The day they came for his father, Billy gathered his critical possessions including the Derringer his grandfather had given him when he was too young to use it. On that same day he kissed his mother goodbye, mounted his chestnut quarter horse, and slowly rode through town. There was nothing else to do, but ride away. His mount whinnied and picked up speed when they passed Billy’s dead father propped up in front of the jailhouse with black bullet hole in his head, both ears taken for trophies, and scalped. A Red Leg held a thirty-inch sword with a score of impaled scalps. Billy watched as the man impaled his father’s scalp, wiping the blood on his face.
He reached the end of town and watched his mother try to resist what was inevitable. She was going to be raped, shot, and scalped. Billy watched the leader throw her to the ground and mount her like a dog. Billy did not need to kick his mount; she had already begun to gallop. The screaming faded with distance, but he feared the memory would never wane.

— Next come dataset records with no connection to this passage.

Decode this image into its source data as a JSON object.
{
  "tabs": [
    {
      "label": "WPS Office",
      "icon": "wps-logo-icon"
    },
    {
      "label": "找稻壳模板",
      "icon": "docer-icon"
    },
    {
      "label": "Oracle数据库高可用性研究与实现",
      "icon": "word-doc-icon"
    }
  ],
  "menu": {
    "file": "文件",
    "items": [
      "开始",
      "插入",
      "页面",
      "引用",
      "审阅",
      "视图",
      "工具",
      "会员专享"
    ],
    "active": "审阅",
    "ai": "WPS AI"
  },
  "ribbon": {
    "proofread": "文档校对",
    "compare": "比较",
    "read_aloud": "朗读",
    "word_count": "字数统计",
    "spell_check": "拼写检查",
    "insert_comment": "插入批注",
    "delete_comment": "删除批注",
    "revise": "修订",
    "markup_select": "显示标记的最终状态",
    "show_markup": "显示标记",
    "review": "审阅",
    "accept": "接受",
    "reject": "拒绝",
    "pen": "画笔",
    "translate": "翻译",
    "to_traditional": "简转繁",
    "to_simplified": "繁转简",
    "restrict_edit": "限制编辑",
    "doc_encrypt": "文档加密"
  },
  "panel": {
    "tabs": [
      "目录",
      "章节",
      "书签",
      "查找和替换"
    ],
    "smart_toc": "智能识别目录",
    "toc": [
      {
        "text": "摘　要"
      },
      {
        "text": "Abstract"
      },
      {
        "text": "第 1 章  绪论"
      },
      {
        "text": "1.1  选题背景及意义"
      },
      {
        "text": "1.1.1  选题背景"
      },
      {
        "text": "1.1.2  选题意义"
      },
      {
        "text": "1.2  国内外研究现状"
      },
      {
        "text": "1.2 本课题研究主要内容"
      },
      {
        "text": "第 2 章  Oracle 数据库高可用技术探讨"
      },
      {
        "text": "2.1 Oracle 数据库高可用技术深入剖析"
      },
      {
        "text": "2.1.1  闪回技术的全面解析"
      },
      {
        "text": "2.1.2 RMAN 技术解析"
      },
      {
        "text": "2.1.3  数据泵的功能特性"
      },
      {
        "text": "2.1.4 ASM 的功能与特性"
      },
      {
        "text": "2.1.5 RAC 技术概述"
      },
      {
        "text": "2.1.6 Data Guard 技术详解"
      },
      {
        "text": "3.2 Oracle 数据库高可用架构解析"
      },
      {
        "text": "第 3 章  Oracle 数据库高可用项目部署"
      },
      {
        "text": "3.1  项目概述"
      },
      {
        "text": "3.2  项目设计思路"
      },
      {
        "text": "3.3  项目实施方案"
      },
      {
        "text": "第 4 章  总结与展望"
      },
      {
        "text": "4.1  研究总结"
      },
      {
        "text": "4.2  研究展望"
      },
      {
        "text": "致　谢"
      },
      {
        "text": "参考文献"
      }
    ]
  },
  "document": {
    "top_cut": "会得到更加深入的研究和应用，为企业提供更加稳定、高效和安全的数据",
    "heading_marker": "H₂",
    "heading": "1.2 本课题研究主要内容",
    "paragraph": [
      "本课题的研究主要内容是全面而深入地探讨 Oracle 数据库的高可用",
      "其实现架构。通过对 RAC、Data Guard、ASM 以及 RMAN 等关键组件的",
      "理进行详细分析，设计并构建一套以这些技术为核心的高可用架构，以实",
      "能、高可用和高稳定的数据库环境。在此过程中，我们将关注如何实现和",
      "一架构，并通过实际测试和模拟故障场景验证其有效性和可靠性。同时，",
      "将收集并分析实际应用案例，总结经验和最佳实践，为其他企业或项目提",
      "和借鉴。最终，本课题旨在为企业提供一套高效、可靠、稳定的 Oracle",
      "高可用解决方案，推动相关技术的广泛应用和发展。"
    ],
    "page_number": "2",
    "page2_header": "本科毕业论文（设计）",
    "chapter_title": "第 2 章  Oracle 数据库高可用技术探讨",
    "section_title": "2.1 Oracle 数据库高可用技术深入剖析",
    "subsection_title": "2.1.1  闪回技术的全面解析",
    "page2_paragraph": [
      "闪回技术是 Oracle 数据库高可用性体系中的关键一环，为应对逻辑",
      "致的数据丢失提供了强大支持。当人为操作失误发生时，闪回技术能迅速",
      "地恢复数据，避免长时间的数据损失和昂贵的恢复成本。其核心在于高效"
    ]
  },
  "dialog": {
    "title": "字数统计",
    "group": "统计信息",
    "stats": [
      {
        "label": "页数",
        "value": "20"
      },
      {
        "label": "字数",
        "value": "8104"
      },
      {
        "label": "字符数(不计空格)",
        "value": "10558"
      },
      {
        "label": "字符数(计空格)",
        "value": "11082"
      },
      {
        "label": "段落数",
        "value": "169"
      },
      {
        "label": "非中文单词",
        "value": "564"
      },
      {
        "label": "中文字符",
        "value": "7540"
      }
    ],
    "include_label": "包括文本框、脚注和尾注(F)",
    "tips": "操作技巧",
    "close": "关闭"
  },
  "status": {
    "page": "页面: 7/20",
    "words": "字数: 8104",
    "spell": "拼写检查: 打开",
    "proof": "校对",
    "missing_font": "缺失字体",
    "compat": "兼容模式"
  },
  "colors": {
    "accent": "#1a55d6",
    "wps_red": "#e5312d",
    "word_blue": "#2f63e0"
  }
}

The following morning Billy woke to granite clouds. He had dreamed of his father’s-imposed philosophy of what it meant to be a good farming man. Billy did not want to be a farmer and he hated rules. None of that mattered now. He turned sixteen two days ago and was on his own. His dead parents would vanish into his uneventful history without imposing guilt. “It’s a dangerous country,” his father once said. “Don’t be cryin’ if me and your mother get killed or other such thing. You take care of yourself. All I ask is you honor the Bowles name wherever you travel.”
Billy’s thoughts were interrupted by voices from below. Inside the coach five fat men discussed their situation, a couple wanting to return to the comfortable East.

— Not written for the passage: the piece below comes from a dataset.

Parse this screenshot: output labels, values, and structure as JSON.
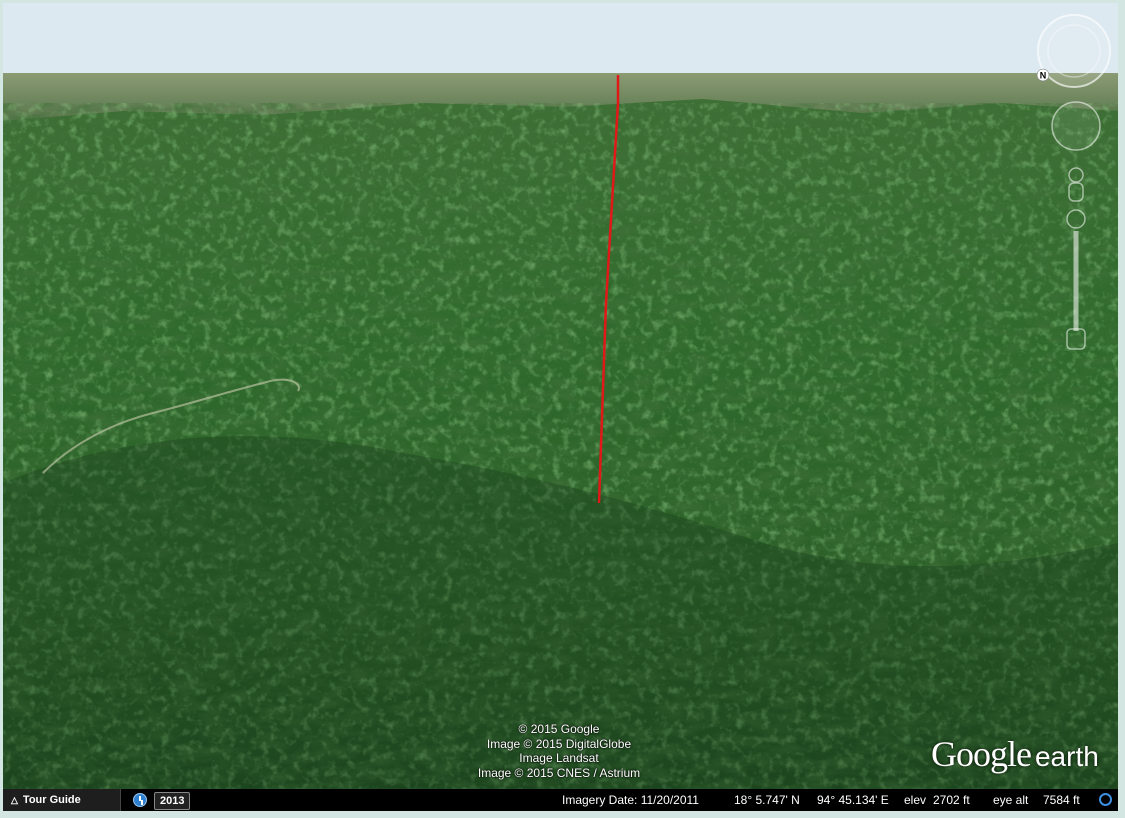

“I told you we’d get goddam stuck here,” a voice said loud enough t0 hear over the wheels crunching the withered prairie. “We’re vagabonds in this fuckin hellhole.”
“It’s not so bad,” a second voice said.
“Not so bad? Look around you. This is a goddamn wasteland.”
“A silver wasteland,” the second voice said.
“Well, we better find more—”
One woman also traveled in the coach, alone. She was on her way to visit her estranged mother who lives in Santa Fe.
The passengers had stopped talking. Billy listened and heard the pounding hooves of distant riders approaching from the north. He had overheard some poker players say three riders split from the Dalton gang in Kansas and were headed for New Mexico.
The Reinsman, or Jehu, as they are sometimes called, pushed the team to maintain a steady pace.
Billy searched for his Derringer to ensure himself it was still there in his jacket pocket. It was. The coach lantern provided no light on the trail ahead. The Jehu had to trust his memory and the horses’ senses to navigate the way.
Billy listened. He could no longer hear the approaching hooves.
The three riders hid behind a bluff northwest of the stage with pistols and rifle ready.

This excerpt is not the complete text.